China’s three largest carriers widened their half-year losses, as they count the economic costs of China’s continued zero-infection policy, which has dampened travel demand.
The ‘Big Three’, comprising Air China, China Eastern Airlines and China Southern Airlines, also reported a significant decline in revenues – especially in passenger travel – bucking the recovery trend seen in carriers elsewhere.
During the six-month period to 30 June, China battled its worst-ever spike in infections caused by the more infectious Omicron variants of the coronavirus, which has severely tested the zero-Covid’ strategy of president Xi Jinping. The first half saw key cities such as Beijing and Shanghai impose lockdowns, severely restricting peoples’ movement.
Consequently, the ‘Big Three’ saw traffic at the start of the year plunge to record lows – even lower than in 2020, at the onset of the pandemic. On a half-year basis, the three carriers saw passenger numbers fall as much as nearly 60% compared to 2021.
As China Eastern puts it in its latest financial results: “As impacted by the resurgence of the pandemic, domestic civil aviation transportation … [has] hit the trough.”

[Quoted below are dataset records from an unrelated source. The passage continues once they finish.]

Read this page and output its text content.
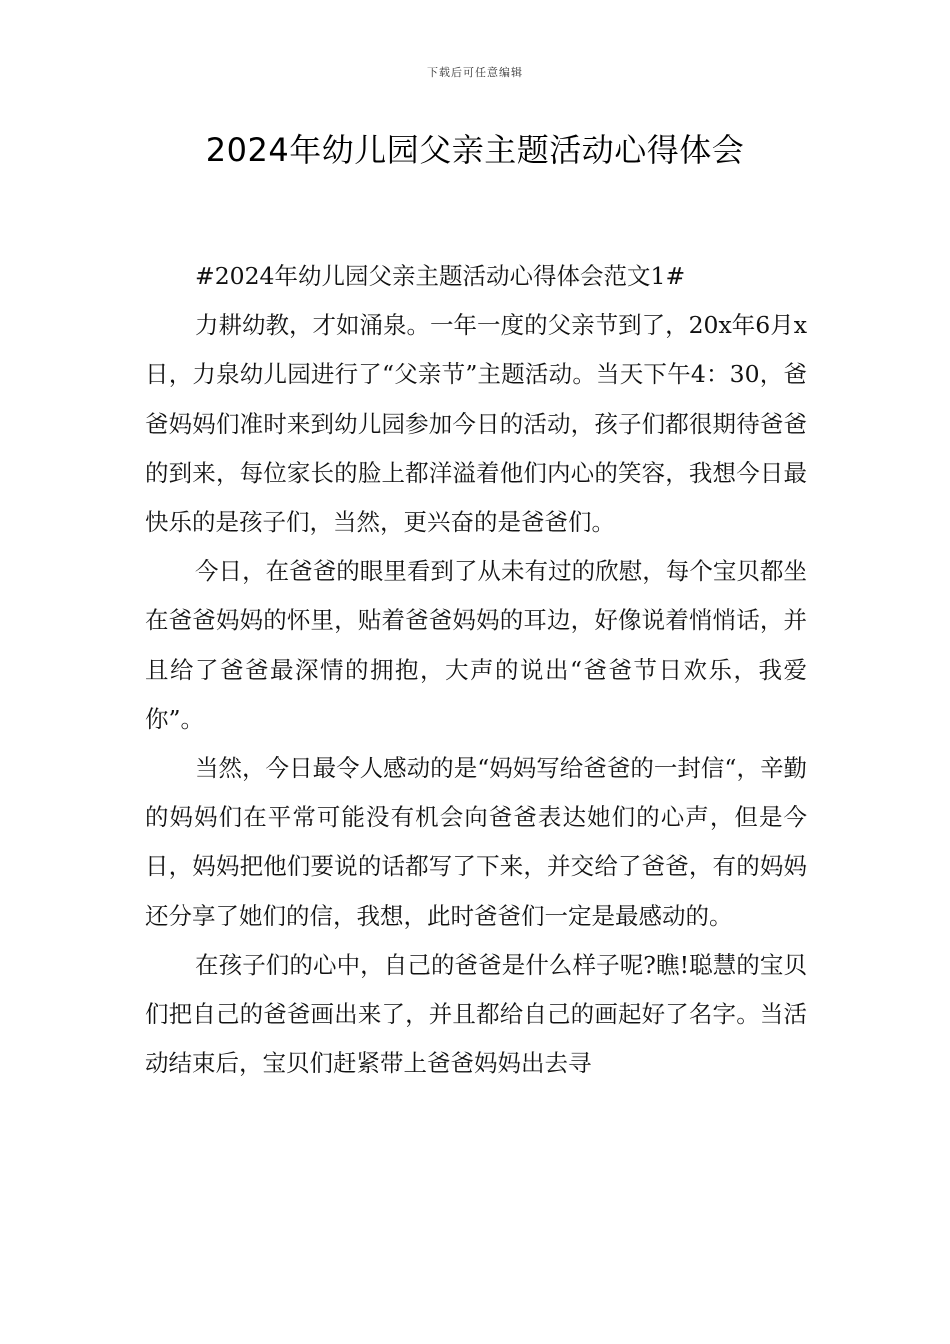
下载后可任意编辑
2024年幼儿园父亲主题活动心得体会

#2024年幼儿园父亲主题活动心得体会范文1#

力耕幼教，才如涌泉。一年一度的父亲节到了，20x年6月x日，力泉幼儿园进行了“父亲节”主题活动。当天下午4：30，爸爸妈妈们准时来到幼儿园参加今日的活动，孩子们都很期待爸爸的到来，每位家长的脸上都洋溢着他们内心的笑容，我想今日最快乐的是孩子们，当然，更兴奋的是爸爸们。

今日，在爸爸的眼里看到了从未有过的欣慰，每个宝贝都坐在爸爸妈妈的怀里，贴着爸爸妈妈的耳边，好像说着悄悄话，并且给了爸爸最深情的拥抱，大声的说出“爸爸节日欢乐，我爱你”。

当然，今日最令人感动的是“妈妈写给爸爸的一封信“，辛勤的妈妈们在平常可能没有机会向爸爸表达她们的心声，但是今日，妈妈把他们要说的话都写了下来，并交给了爸爸，有的妈妈还分享了她们的信，我想，此时爸爸们一定是最感动的。

在孩子们的心中，自己的爸爸是什么样子呢?瞧!聪慧的宝贝们把自己的爸爸画出来了，并且都给自己的画起好了名字。当活动结束后，宝贝们赶紧带上爸爸妈妈出去寻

The Shanghai carrier was arguably the worst-hit among the ‘Big Three’, as Shanghai was placed under a much-publicised lockdown that stretched for weeks.
DEEPER IN THE RED
China Eastern was CNY15.7 billion ($2.27 billion) in the red at the operating level, widening the CNY5.5 billion loss reported in 2021.

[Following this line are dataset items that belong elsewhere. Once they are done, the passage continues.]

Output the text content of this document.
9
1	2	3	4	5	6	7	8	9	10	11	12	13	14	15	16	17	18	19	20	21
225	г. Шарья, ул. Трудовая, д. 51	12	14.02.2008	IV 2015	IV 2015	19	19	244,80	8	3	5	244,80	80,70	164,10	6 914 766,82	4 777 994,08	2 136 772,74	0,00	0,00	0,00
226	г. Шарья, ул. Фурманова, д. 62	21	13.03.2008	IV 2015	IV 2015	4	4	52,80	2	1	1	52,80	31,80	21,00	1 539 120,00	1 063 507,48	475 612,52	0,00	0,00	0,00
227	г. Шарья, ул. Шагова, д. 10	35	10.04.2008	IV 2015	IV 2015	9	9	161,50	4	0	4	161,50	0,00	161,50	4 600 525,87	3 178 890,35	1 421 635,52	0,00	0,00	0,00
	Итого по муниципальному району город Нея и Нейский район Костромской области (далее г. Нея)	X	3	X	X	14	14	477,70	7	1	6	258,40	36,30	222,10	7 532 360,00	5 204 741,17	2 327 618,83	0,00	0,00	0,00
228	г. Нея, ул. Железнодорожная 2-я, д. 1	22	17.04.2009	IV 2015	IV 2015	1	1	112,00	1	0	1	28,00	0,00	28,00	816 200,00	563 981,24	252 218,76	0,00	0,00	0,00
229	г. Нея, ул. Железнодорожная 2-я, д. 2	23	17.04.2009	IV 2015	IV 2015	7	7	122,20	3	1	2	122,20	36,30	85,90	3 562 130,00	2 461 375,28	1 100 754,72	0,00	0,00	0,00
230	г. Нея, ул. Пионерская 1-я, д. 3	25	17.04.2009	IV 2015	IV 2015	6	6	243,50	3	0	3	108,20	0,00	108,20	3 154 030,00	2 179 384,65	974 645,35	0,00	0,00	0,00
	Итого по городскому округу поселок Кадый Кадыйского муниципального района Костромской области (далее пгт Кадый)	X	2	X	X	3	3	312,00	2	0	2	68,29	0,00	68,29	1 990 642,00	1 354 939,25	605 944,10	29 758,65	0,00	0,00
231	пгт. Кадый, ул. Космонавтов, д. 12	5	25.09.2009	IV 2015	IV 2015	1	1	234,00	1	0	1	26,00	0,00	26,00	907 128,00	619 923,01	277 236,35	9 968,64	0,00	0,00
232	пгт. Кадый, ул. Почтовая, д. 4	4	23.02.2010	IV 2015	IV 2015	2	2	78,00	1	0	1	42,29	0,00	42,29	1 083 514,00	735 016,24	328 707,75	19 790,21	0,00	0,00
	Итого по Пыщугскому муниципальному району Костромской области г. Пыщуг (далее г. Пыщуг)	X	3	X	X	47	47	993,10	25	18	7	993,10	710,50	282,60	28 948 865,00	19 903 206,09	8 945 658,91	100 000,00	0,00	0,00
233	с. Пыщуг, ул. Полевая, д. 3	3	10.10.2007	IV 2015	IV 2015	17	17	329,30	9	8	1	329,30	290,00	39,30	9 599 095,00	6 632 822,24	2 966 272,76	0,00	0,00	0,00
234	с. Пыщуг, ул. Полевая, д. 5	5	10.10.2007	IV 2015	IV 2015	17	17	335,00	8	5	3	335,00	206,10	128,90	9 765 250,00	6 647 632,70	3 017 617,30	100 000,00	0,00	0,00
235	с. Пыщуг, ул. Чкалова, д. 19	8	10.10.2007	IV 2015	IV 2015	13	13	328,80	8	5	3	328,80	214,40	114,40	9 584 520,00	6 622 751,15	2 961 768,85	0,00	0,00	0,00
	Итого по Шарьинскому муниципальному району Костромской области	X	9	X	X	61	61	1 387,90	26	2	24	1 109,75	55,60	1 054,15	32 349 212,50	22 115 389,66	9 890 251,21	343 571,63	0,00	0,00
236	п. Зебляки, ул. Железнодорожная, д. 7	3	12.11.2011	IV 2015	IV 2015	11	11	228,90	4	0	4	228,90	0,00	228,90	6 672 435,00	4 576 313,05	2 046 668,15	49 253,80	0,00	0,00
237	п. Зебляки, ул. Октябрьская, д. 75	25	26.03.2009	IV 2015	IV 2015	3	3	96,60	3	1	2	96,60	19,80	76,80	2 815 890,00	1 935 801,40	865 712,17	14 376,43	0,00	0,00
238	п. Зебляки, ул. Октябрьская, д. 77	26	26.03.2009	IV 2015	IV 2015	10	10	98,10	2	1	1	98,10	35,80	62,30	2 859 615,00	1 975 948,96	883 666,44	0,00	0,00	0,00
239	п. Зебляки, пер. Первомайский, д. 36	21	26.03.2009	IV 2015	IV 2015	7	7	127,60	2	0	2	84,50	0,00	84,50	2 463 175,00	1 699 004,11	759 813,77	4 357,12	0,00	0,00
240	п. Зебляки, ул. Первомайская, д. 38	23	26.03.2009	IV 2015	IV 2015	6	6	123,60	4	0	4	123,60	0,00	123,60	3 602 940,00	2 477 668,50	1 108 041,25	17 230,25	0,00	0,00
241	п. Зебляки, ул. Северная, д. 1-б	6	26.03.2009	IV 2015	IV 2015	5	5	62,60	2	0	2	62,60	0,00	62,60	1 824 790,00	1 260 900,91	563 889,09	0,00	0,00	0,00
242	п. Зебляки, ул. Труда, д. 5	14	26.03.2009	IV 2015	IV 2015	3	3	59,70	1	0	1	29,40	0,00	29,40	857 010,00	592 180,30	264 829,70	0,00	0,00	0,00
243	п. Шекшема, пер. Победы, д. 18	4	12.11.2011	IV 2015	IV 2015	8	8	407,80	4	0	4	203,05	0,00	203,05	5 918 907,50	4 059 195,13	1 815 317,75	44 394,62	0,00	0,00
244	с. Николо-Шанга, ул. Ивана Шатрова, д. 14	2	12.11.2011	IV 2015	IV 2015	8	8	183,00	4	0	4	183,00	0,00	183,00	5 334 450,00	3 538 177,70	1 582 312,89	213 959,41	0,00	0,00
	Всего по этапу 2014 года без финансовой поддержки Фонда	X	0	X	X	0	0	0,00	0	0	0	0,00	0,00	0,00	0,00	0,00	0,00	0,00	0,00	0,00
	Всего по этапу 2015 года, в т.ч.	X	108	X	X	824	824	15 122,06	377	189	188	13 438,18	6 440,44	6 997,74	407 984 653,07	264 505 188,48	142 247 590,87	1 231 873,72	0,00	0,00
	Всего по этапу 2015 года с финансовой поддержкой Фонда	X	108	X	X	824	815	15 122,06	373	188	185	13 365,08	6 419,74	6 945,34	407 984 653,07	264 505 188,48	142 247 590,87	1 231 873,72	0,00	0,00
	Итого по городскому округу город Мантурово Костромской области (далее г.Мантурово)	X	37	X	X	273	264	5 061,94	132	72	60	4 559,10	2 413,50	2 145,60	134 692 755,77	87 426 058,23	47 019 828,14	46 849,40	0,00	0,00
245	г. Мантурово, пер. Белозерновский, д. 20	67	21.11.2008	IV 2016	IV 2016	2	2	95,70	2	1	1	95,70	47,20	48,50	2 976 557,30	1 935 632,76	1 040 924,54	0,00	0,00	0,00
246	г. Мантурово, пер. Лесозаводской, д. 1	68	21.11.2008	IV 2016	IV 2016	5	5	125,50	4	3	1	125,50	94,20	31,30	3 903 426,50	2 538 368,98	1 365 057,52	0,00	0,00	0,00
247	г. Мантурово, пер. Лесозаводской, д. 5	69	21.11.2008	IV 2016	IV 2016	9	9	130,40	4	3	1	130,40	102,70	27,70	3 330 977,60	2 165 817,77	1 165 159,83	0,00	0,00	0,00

Half-year revenue sank 44% year on year to CNY21.2 billion, with passenger revenues falling by nearly half. Expenses fell about 15% to CNY36.9 billion, as flying activity reduced.
The SkyTeam carrier reported a 58% drop in total passenger numbers to 18.7 million, with capacity down 48% and traffic falling 56% year on year.
China Eastern reported a net loss of CNY18.7 billion, significantly steeper than the CNY5.2 billion net loss in 2021.
As for Air China, it disclosed an operating loss of nearly CNY17 billion for the half-year period – the steepest loss among the ‘Big Three’. This compares to the CNY6 billion operating loss in 2021.
Revenue plunged 36% to CNY25.4 billion, led by a decline in passenger travel revenue of around 50%, but offset by a small uptick in cargo business.
Half-year passenger numbers fell 55% year on year to 17.4 million, with overall traffic and capacity shrinking 54% and 46% respectively.
Costs for the period fell just 8% year on year to CNY42.4 billion. While reduced flying activity meant operational costs were lower, the airline reported an uptick in fuel expenses, from the spike in fuel prices.
The Beijing-based airline widened its net loss, from 2021’s CNY6.8 billion to CNY19.4 billion.
Meanwhile, China Southern reported an operating loss of CNY10.6 billion, widening the CNY3 billion loss in 2021’s first six months.
Revenue fell about 21% to CNY40.8 billion, with passenger revenues falling nearly 33%. However, this was offset by a 26% increase in cargo earnings. By geographical region, only international passenger and cargo flights saw an uptick in revenue, against 2021’s lower base.
Like its compatriots, China Southern saw a drop in passenger numbers, down 46% against 2021 to 29.7 million. Traffic sank 43% and capacity 34%.
Expenses fell 5.5% year on year to CNY53.3 billion, with flight operating costs – which includes fuel expenses – increasing 2.4%.
The Guangzhou-based carrier disclosed a net loss of CNY11.9 billion, widening the CNY3.9 billion net loss in 2021.
The ‘Big Three’ had warned in mid-July of record net losses citing “multiple shocks”, including the Beijing’s strict zero-infection policy and rising fuel prices.